Central bankers from Beijing to Brasilia have been acquiring a lot more dollars of late, but the overweight of the greenback has reached its limits. There is only one way left to go. It is time to sell the dollar once again.
Or so says Jerome Booth.
Booth has been in the currency and fixed income markets since 1999. That’s when he helped launch the Ashmore Group, one of the largest pure-play emerging market fund managers in the world with around $70 billion under management. Before he retired to write books and launch his new private equity firm New Sparta Limited, Booth was a regular source of mine here at FORBES. He’d talk about the wonders of emerging market debt; their relative strength compared to the Western world and how they’ve improved from their “Third World” days of yesteryear; and the day of reckoning that would come when the Chinese yuan becomes a reserve currency.
Dollar panic-selling is possible given the homogenous structure of the investor base in externally-held Treasuries. It’s not in Barclays’ hands. It’s not in Goldman Sachs accounts. Treasurys are sitting in the People’s Bank of China . Trillions of them in fact. As they are in the Russian Central Bank, the Reserve Bank of India and every other major emerging market that requires a nice reserve cushion to save itself from the Western world’s short sellers who like to watch a nice currency bloodbath from time to time.

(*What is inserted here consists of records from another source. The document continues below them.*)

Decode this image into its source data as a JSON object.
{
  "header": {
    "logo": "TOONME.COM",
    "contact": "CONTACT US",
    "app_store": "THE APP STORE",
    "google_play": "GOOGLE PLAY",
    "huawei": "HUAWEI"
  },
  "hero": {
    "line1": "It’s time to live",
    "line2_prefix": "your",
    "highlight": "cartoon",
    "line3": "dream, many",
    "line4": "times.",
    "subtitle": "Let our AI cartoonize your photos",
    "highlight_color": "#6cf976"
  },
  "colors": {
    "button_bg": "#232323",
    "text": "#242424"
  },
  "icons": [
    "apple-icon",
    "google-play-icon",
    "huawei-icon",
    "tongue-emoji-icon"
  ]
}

So far this year, there’s been a consensus view that the dollar can only go up. Interest rates are going to rise at some point later this year. Everyone and their mother will want higher yielding U.S. debt. Treasurys will have many buyers. That’s the gist of it.
But when the dollar falls, it will be because the surplus central banks have determined they have to shed some weight. Booth even goes so far as to say the central banks could dump all at once.

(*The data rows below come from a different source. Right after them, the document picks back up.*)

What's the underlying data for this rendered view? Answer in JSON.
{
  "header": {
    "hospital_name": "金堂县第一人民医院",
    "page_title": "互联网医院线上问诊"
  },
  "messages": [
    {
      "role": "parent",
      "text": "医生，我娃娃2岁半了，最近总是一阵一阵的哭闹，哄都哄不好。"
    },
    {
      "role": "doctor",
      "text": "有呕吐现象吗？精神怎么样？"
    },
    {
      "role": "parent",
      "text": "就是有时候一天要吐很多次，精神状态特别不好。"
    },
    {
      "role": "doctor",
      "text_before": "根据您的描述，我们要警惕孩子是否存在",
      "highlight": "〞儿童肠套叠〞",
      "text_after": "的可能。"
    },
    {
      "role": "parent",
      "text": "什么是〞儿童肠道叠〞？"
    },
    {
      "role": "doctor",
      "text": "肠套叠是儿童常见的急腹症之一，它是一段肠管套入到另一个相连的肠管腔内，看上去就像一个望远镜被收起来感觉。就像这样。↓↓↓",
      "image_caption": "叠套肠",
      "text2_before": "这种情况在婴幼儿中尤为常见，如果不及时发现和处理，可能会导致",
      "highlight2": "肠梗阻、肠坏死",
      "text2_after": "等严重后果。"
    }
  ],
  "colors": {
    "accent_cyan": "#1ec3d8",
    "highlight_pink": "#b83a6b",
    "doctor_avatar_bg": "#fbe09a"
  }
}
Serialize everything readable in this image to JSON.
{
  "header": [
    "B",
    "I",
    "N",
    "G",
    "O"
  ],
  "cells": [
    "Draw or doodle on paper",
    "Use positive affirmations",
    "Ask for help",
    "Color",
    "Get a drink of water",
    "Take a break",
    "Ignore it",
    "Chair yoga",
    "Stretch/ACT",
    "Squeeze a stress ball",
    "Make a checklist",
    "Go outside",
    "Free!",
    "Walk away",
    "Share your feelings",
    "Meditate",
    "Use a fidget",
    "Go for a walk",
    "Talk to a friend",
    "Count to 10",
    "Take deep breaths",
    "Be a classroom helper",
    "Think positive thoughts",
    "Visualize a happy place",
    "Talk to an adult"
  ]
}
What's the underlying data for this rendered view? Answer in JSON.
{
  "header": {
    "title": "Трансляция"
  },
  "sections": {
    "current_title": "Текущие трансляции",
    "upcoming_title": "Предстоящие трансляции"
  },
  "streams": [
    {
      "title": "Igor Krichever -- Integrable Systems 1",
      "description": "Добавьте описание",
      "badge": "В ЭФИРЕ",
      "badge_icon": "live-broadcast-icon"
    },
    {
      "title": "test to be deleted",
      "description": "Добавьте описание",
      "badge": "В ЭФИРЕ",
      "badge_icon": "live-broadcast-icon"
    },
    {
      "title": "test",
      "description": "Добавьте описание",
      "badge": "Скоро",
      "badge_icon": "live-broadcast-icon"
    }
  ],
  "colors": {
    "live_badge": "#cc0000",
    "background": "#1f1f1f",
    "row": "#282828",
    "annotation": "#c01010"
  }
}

“A rush for the exit by them could cause a dollar crisis similar to that in 1971. They may lose a third of the value of their reserves in the process, but deployment in crisis is what reserves are for. And there comes a point in any trade when cutting ones losses is preferable to pouring more good money after bad,” he says.

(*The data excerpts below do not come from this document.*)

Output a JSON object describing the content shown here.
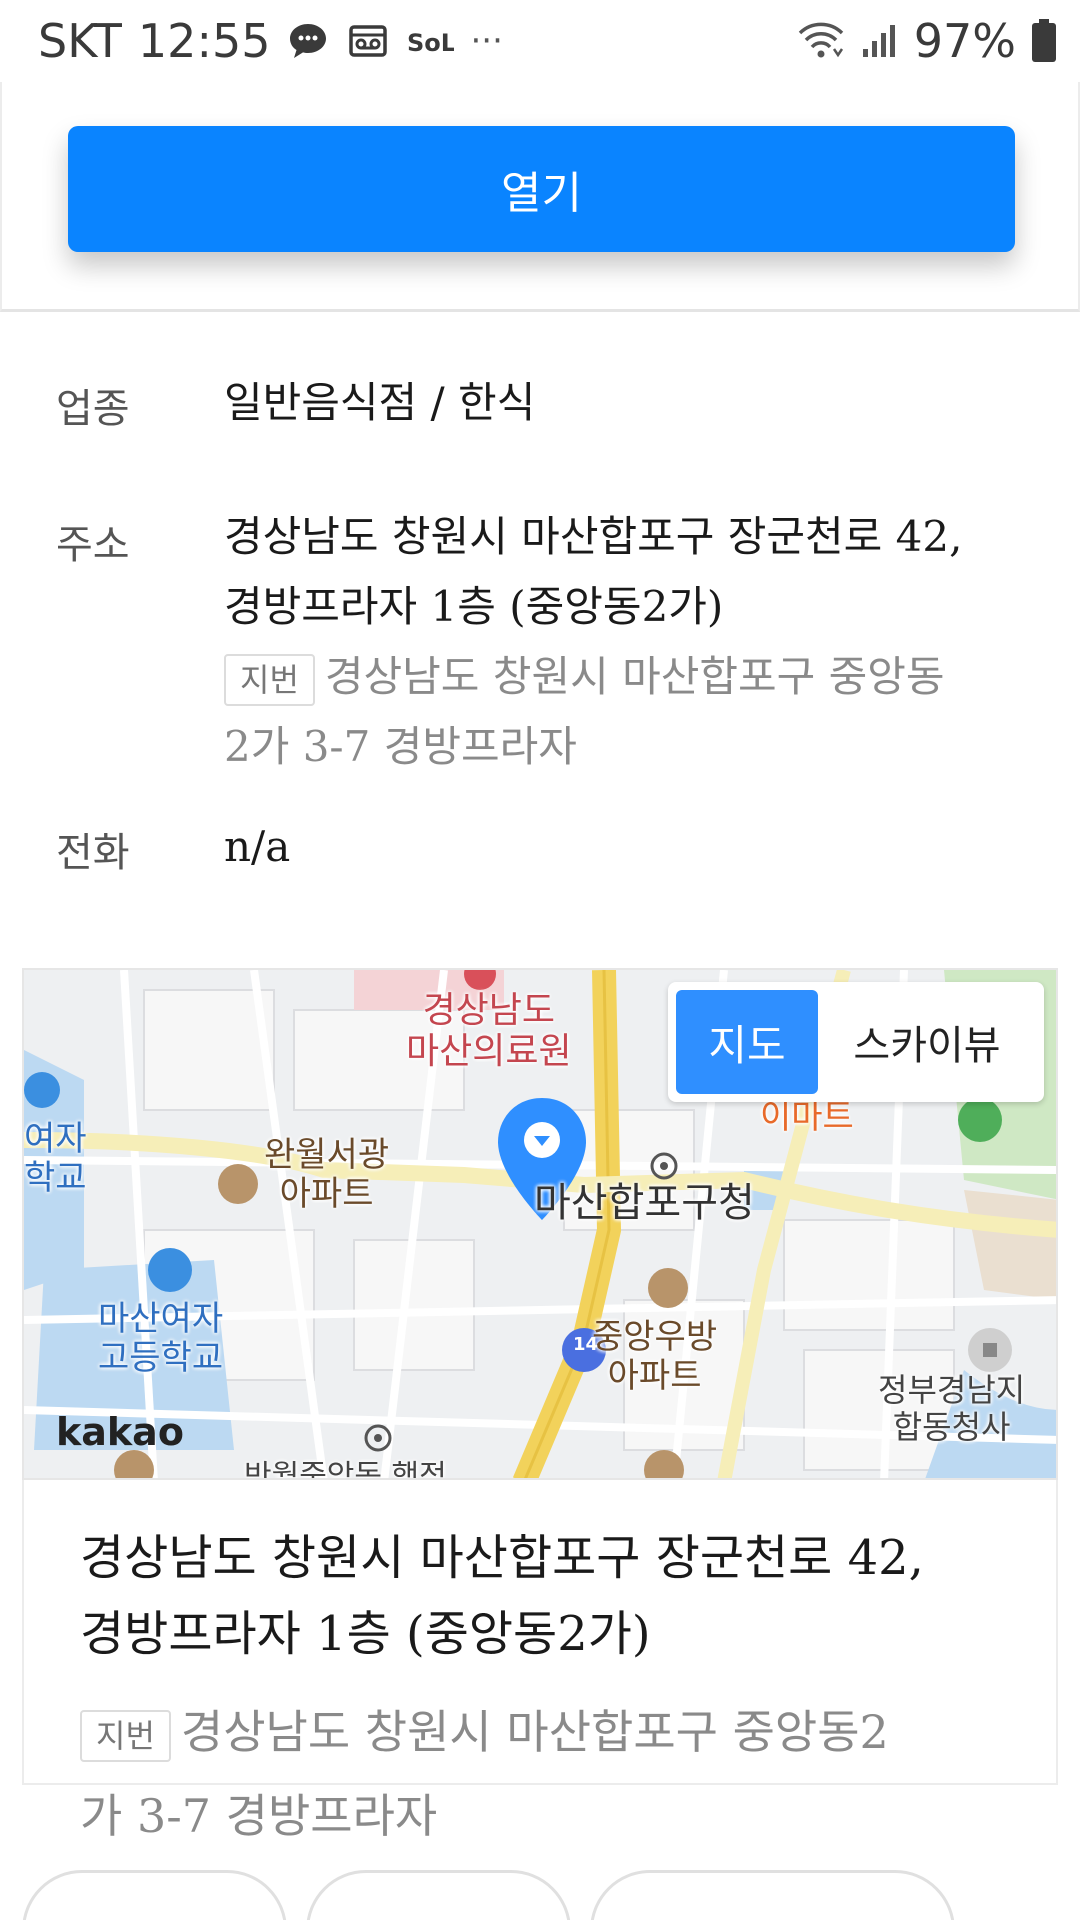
{
  "status_bar": {
    "carrier": "SKT",
    "time": "12:55",
    "sol_label": "SOL",
    "more": "···",
    "battery": "97%"
  },
  "top": {
    "open_label": "열기"
  },
  "info": {
    "category_label": "업종",
    "category_value": "일반음식점 / 한식",
    "address_label": "주소",
    "address_line1": "경상남도 창원시 마산합포구 장군천로 42,",
    "address_line2": "경방프라자 1층 (중앙동2가)",
    "jibun_tag": "지번",
    "jibun_line1": "경상남도 창원시 마산합포구 중앙동",
    "jibun_line2": "2가 3-7 경방프라자",
    "phone_label": "전화",
    "phone_value": "n/a"
  },
  "map": {
    "toggle_map": "지도",
    "toggle_sky": "스카이뷰",
    "logo": "kakao",
    "labels": {
      "medical_1": "경상남도",
      "medical_2": "마산의료원",
      "emart": "이마트",
      "womens_1": "여자",
      "womens_2": "학교",
      "wanwol_1": "완월서광",
      "wanwol_2": "아파트",
      "gucheong": "마산합포구청",
      "girls_high_1": "마산여자",
      "girls_high_2": "고등학교",
      "jungang_1": "중앙우방",
      "jungang_2": "아파트",
      "gov_1": "정부경남지",
      "gov_2": "합동청사",
      "route": "14",
      "bottom_partial": "반월중앙동 행정"
    },
    "colors": {
      "road_main": "#f2d25b",
      "water": "#bcd9f2",
      "park": "#cfe8c4",
      "hospital": "#d9505a",
      "pin": "#2f8fff"
    }
  },
  "address_card": {
    "line1": "경상남도 창원시 마산합포구 장군천로 42,",
    "line2": "경방프라자 1층 (중앙동2가)",
    "jibun_tag": "지번",
    "jibun_line1": "경상남도 창원시 마산합포구 중앙동2",
    "jibun_line2": "가 3-7 경방프라자"
  }
}
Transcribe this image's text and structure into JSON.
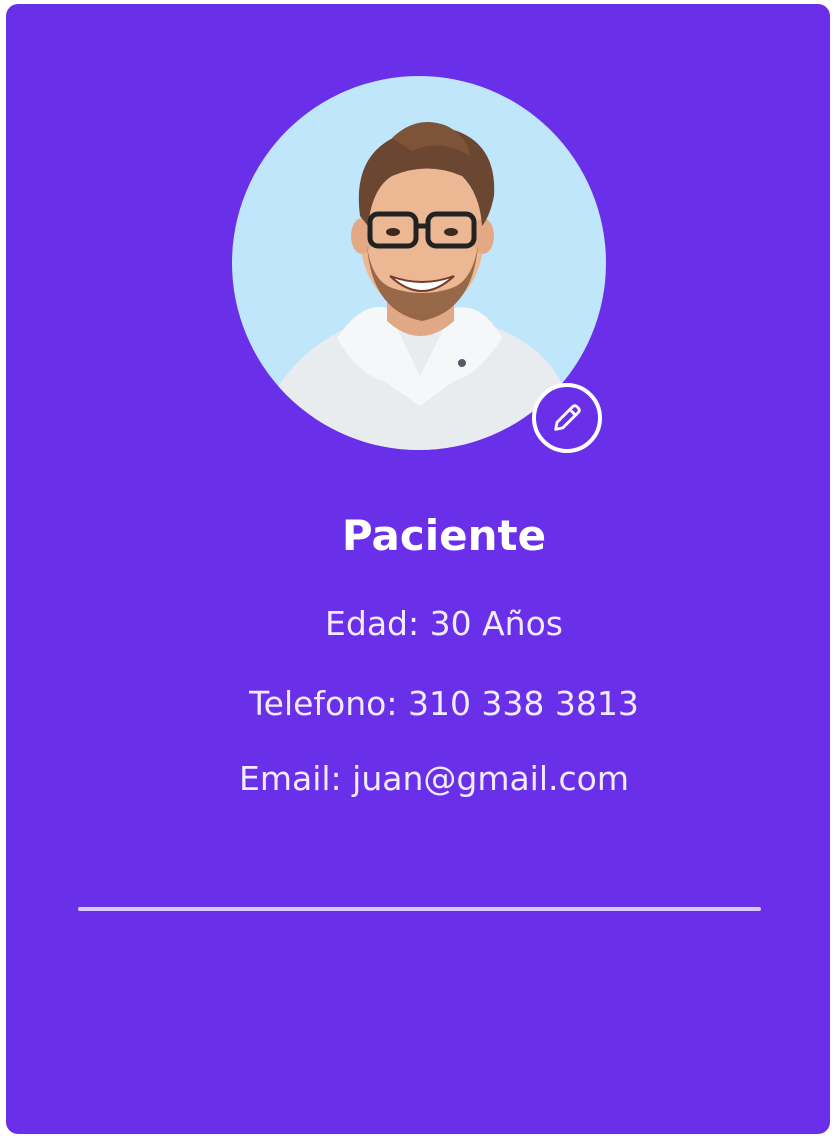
{
  "patient": {
    "name": "Paciente",
    "age_text": "Edad: 30 Años",
    "phone_text": "Telefono: 310 338 3813",
    "email_text": "Email: juan@gmail.com"
  },
  "icons": {
    "edit": "pencil-icon"
  },
  "colors": {
    "card_background": "#6a2fe9",
    "avatar_background": "#bfe6fb",
    "text": "#ffffff",
    "divider": "#d7caff"
  }
}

Meanwhile, bond investors waiting for a sign that the dollar has truly peaked. China becoming a reserve currency might be a sign.
Until then, emerging market central banks will still have to be careful with the dollar. There is no sense dumping them only to watch their currencies strengthen. In a generally weak economic environment in big reserves, yet recessionary countries like Brazil and Russia, a stronger currency right now is a bad idea. It’s better to build reserves and vacuum clean those dollars out of the local market.
The dollar, therefore, will be at the whims of the Fed and jobs data. But if Booth is right, and keep in mind that pitching emerging markets is his stock in trade, then the dollar squeeze has just begun.